I clutched my splitting head. My face went white as paper. "Maybe I overdid it," I breathed, thin as smoke.

"Don’t worry. Running’s my forte! Among new Investigators, none outpace me!" Her grin flashed like steel.

I raised my hand, slow as a leaf in wind, and tried to pinch Selina’s cheek. Sweat slipped my fingers. I tried again and again, then caught it at last.

"Professor?! I thought you—" Her words stumbled like stones.

"I just didn’t answer. Say something lucky, will you?" I said, a tired smile floating up like a feather.

"Even without magic, I’ll get you out!" she vowed, a lighthouse in squall.

I forced a small smile and opened my palm, then cast Sacred Magic that reshapes matter—one ripple, one command.

Stone walls on both sides slammed inward like jaws, blocking the roach tide behind us.

"You used magic again—can your mental power hold?" she panted, feet drumming like hooves.

"Keep running. They can still... crawl through the cracks..." My voice frayed like worn cloth.

"You knew that, and you still used it!" She shot back, breath quick as arrows.

"Cracks slow them... hiss... slower than open ground..." I said, each word a stone.

Selina kept running, and kept talking, her voice a rope thrown to me, stalling the Dark Realm Erosion gnawing at my brain.

She refused to let the academy’s young, promising Professor go mad in this sinkhole of night.

"Can you still hear me?" she called, breath hot as forge air.

"Mhm," I answered, a sound like a bottle in surf.

"What did I just say?"

"Mhm," I echoed, a lost buoy.

"Professor?"

I lay in Selina’s arms, lips gently closed, a fallen leaf asleep on water.
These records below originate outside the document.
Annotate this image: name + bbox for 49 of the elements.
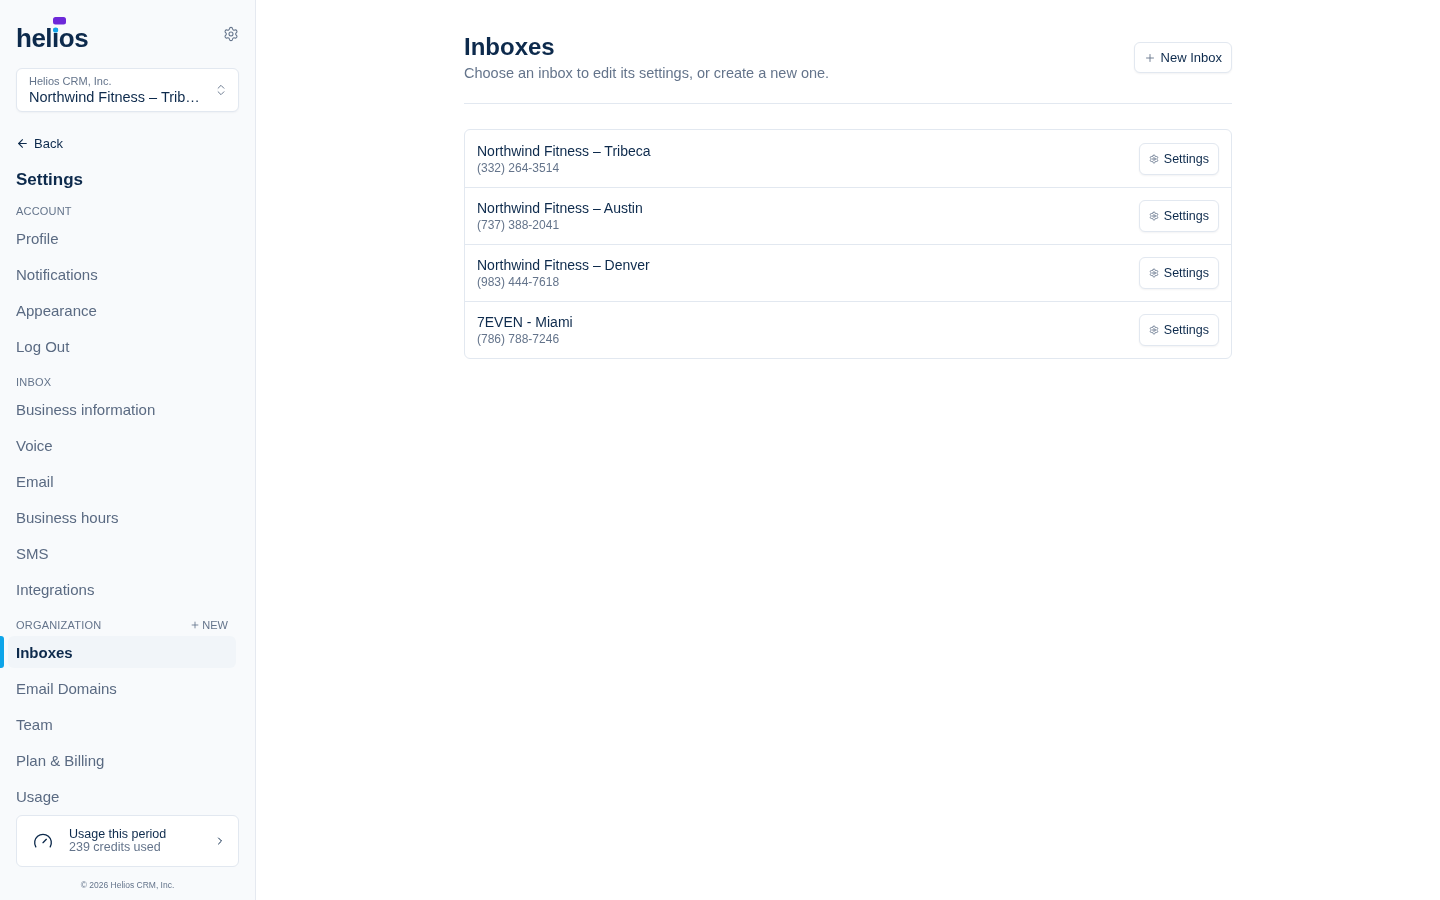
settings-button[interactable]: Settings [1138, 257, 1219, 289]
settings-icon [1148, 211, 1159, 221]
copyright-text: © 2026 Helios CRM, Inc. [79, 879, 176, 891]
new-inbox-button[interactable]: New Inbox [1133, 42, 1232, 73]
settings-icon [1148, 154, 1159, 164]
settings-icon [1148, 325, 1159, 335]
inbox-name: Northwind Fitness – Denver [477, 256, 650, 274]
section-heading: ACCOUNT [16, 204, 72, 218]
inbox-name: Northwind Fitness – Austin [477, 199, 643, 217]
arrow-left-icon [16, 136, 29, 150]
inbox-phone: (332) 264-3514 [477, 160, 561, 176]
nav-item[interactable]: Business hours [8, 501, 236, 533]
nav-item[interactable]: Email Domains [8, 672, 236, 704]
section-heading: INBOX [16, 375, 52, 389]
settings-icon[interactable] [223, 26, 239, 42]
nav-item[interactable]: Team [8, 708, 236, 740]
logo-text: helios [16, 25, 89, 51]
nav-item[interactable]: Voice [8, 429, 236, 461]
nav-item[interactable]: Inboxes [8, 636, 236, 668]
inbox-name: 7EVEN - Miami [477, 313, 573, 331]
usage-card[interactable]: Usage this period 239 credits used [16, 815, 239, 867]
settings-button[interactable]: Settings [1138, 143, 1219, 175]
nav-item[interactable]: Email [8, 465, 236, 497]
nav-item[interactable]: Appearance [8, 294, 236, 326]
plus-icon [1143, 51, 1156, 64]
settings-button[interactable]: Settings [1138, 200, 1219, 232]
section-heading: ORGANIZATION [16, 618, 102, 632]
inbox-phone: (983) 444-7618 [477, 274, 561, 290]
page-title: Inboxes [464, 32, 556, 62]
nav-item[interactable]: Usage [8, 780, 236, 812]
new-button[interactable]: NEW [190, 618, 228, 632]
sidebar-title: Settings [16, 169, 85, 191]
nav-item[interactable]: Notifications [8, 258, 236, 290]
back-link[interactable]: Back [16, 134, 63, 152]
settings-button[interactable]: Settings [1138, 314, 1219, 346]
inbox-phone: (737) 388-2041 [477, 217, 561, 233]
nav-item[interactable]: Plan & Billing [8, 744, 236, 776]
nav-item[interactable]: Log Out [8, 330, 236, 362]
inbox-name: Northwind Fitness – Tribeca [477, 142, 651, 160]
nav-item[interactable]: Business information [8, 393, 236, 425]
settings-icon [1148, 268, 1159, 278]
nav-item[interactable]: Integrations [8, 573, 236, 605]
workspace-selector[interactable]: Helios CRM, Inc. Northwind Fitness – Trib… [16, 68, 239, 112]
nav-item[interactable]: Profile [8, 222, 236, 254]
inbox-phone: (786) 788-7246 [477, 331, 561, 347]
plus-icon [190, 620, 201, 630]
selection-bar-icon [0, 636, 4, 668]
nav-item[interactable]: SMS [8, 537, 236, 569]
page-subtitle: Choose an inbox to edit its settings, or create a new one. [464, 64, 830, 83]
Every jolt of her run made my ash-gray curls tremble.

With each tremor, my mind collapsed to a black dot, slid through stone like rain through soil, and retreated fast, retreating without end—backward into unknowable dark.

I realized it, slapped my cheeks hard, trying to keep the lantern lit, but my lids fell heavy as gates.

Running, wind, and Selina’s breath near as spring—everything flew off, flung beyond the sky.

Only death-still silence and darkness remained, a tomb with no name.